A frota foi repassada integralmente a uma empresa sueca especializada em desmanche de embarcações. Os submarinos soviéticos foram desmontados, cortados em chapas e vendidos por tonelada como sucata metálica. O valor recuperado foi reinvestido diretamente na expansão das operações da Pepsi dentro da própria União Soviética.
Foi então que Donald Kendall fez a ligação que se tornaria parte da história. Ele telefonou para o Conselheiro de Segurança Nacional dos Estados Unidos e disse, com o humor que a situação claramente permitia:
"Estamos desarmando a União Soviética mais rápido do que qualquer negociação da Guerra Fria."
A frase era uma brincadeira, mas continha uma verdade literal: a Pepsi havia retirado de circulação mais hardware militar soviético do que qualquer tratado diplomático havia conseguido até aquele momento.
O que esse episódio diz sobre oportunidade e adaptação
É fácil olhar para essa história e enxergar só a curiosidade. Mas há algo mais relevante do ponto de vista empresarial.
Em 1972, entrar na União Soviética parecia um risco enorme para qualquer empresa ocidental. O mercado era opaco, as regras eram diferentes, a moeda era inconversível. A Coca-Cola preferiu ficar de fora. A Pepsi viu o mesmo conjunto de obstáculos e decidiu adaptar o modelo até que funcionasse.
O acordo de vodca não nasceu de uma estratégia brilhante traçada num quadro branco. Nasceu de uma negociação prática para resolver um problema concreto: como receber pagamento num contexto onde o dinheiro convencional não funcionava. Quando esse modelo chegou ao limite, a mesma lógica se aplicou de novo, só que em escala muito maior.
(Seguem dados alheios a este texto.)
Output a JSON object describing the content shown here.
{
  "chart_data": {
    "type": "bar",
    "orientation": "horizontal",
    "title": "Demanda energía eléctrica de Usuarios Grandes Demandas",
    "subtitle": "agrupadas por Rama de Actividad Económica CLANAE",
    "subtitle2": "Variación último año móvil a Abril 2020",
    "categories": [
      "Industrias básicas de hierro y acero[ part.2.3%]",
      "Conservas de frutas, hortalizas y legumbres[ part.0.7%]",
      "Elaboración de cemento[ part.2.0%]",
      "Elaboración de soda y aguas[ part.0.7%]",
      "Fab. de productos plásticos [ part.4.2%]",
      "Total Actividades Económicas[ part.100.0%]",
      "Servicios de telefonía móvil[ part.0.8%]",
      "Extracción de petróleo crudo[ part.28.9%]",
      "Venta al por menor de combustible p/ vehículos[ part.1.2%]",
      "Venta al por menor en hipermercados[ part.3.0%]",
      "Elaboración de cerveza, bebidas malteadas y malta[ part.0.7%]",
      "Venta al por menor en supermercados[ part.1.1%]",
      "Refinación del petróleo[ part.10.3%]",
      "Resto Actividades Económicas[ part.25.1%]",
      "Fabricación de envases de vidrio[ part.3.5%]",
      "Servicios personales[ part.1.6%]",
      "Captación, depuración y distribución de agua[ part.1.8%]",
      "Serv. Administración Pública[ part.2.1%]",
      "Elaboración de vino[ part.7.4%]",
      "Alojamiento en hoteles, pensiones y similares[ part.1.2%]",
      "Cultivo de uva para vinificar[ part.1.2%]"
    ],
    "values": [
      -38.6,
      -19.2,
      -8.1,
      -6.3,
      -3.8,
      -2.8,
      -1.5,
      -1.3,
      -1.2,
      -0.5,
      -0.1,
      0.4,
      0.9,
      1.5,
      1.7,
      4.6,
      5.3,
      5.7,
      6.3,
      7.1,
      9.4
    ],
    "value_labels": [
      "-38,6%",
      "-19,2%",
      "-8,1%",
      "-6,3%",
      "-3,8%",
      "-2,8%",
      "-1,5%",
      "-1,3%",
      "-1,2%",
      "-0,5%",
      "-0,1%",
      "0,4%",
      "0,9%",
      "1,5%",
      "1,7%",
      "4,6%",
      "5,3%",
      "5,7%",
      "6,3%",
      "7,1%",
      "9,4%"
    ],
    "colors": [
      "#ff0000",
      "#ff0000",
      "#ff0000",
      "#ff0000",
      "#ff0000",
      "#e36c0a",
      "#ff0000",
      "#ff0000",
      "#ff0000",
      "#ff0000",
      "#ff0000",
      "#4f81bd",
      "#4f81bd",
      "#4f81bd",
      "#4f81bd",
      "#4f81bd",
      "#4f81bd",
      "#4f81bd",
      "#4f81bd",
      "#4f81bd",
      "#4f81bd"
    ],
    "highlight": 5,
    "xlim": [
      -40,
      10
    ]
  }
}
Aceitar navios de guerra como pagamento não estava em nenhum playbook. Mas resolvia o problema das duas partes com os recursos que cada uma tinha disponível. O resultado foi, objetivamente, um dos negócios mais incomuns da história corporativa moderna.
Três pontos que ficam dessa história
- Mercados difíceis de acessar costumam ter menos concorrência. A Pepsi ficou sozinha num mercado de centenas de milhões de pessoas por quase duas décadas, exatamente porque todo mundo achou a entrada complicada demais.
- Quando a moeda convencional não funciona, o que funciona é criatividade contratual. O modelo de troca por vodca e, depois, por navios, não é replicável em qualquer contexto. Mas a disposição de encontrar uma solução não convencional sim.
- O absurdo de hoje pode ser a solução de amanhã. Nenhum comitê de risco aprovaria, em condições normais, a aquisição de uma frota militar como ativo de balanço. Mas naquele contexto específico, era a única saída viável para ambos os lados.
A União Soviética entrou em colapso dois anos depois desse acordo, em 1991. A Pepsi perdeu boa parte das condições privilegiadas que tinha construído ao longo de duas décadas. Mas o episódio dos navios ficou registrado como um dos momentos mais estranhos e, ao mesmo tempo, mais criativos da história dos negócios internacionais. Kendall não desarmou a URSS de verdade. Mas conseguiu transformar hardware militar em capital de giro. Isso, por si só, já é suficiente para que a história valha ser contada.